James Alexander, CEO of the UK Sustainable Investment and Finance Association (UKSIF), criticised BP’s turnaround as being “misaligned” with climate goals.

“Today’s announcement from BP should sound alarm bells for investors and UK policymakers alike. Expansion of BP's oil and gas extraction activities is misaligned with long term global energy projections and at odds with the decarbonisation trajectory needed to limit global warming to 1.5C degrees,” Mr Alexander said.

“This shift must raise serious questions over whether decisions are being made in the interests of the long-term viability of the company and whether it exposes investors to growing risks from stranded oil and gas assets.”

The company’s net income fell to $8.9bn (£7.2bn) last year, down from $13.8bn in 2023.

(PA Archive)

BP is under pressure to perform, especially as influential group Elliott Management has built a stake of nearly five per cent to push for investment in oil and gas.

Since 2020, when the ambitious energy targets were set in stone, BP has underperformed with shareholders receiving total returns including dividends of 36 per cent over the last five years. Meanwhile, shareholders of Shell and ExxonMobil saw returns of 82 per cent and 160 per cent respectively.
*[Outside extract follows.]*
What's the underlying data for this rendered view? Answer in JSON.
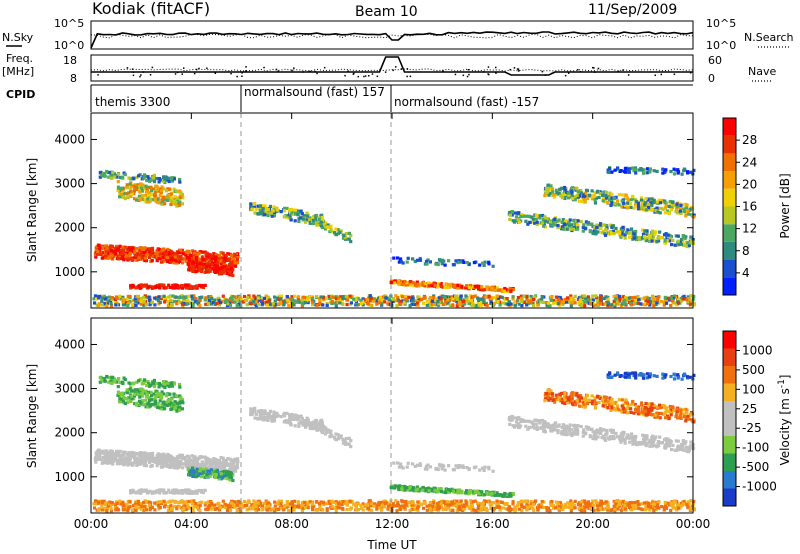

Already, shareholders and environmental groups have shared their concerns over increasing production of fossil fuels.

Greenpeace UK warned that BP could expect further “pushback and challenge at every turn if it doubles down on fossil fuels - not just from green campaigners but from its own shareholders”.

Last week, a group of 48 investors called on BP to allow them a vote on any potential plans distancing themselves from the renewable energy commitments they had made.

A spokesperson for one of the signatories, Royal London Asset Management, said: "As long-term shareholders, we recognise BP's past efforts toward energy transition but remain concerned about the company's continued investment in fossil fuel expansion."

Within days of returning to office, President Trump signed a number of executive orders to encourage oil and gas industries.

He declared an “energy emergency” under the National Emergencies Act to prioritise fossil fuel production and energy distribution and exited the Paris Agreement, a commitment made by world leaders in 2015 to curb global warming.

A report from green advocacy group Climate Power found that big oil spent $445 million to influence Trump and Congress throughout the last election cycle.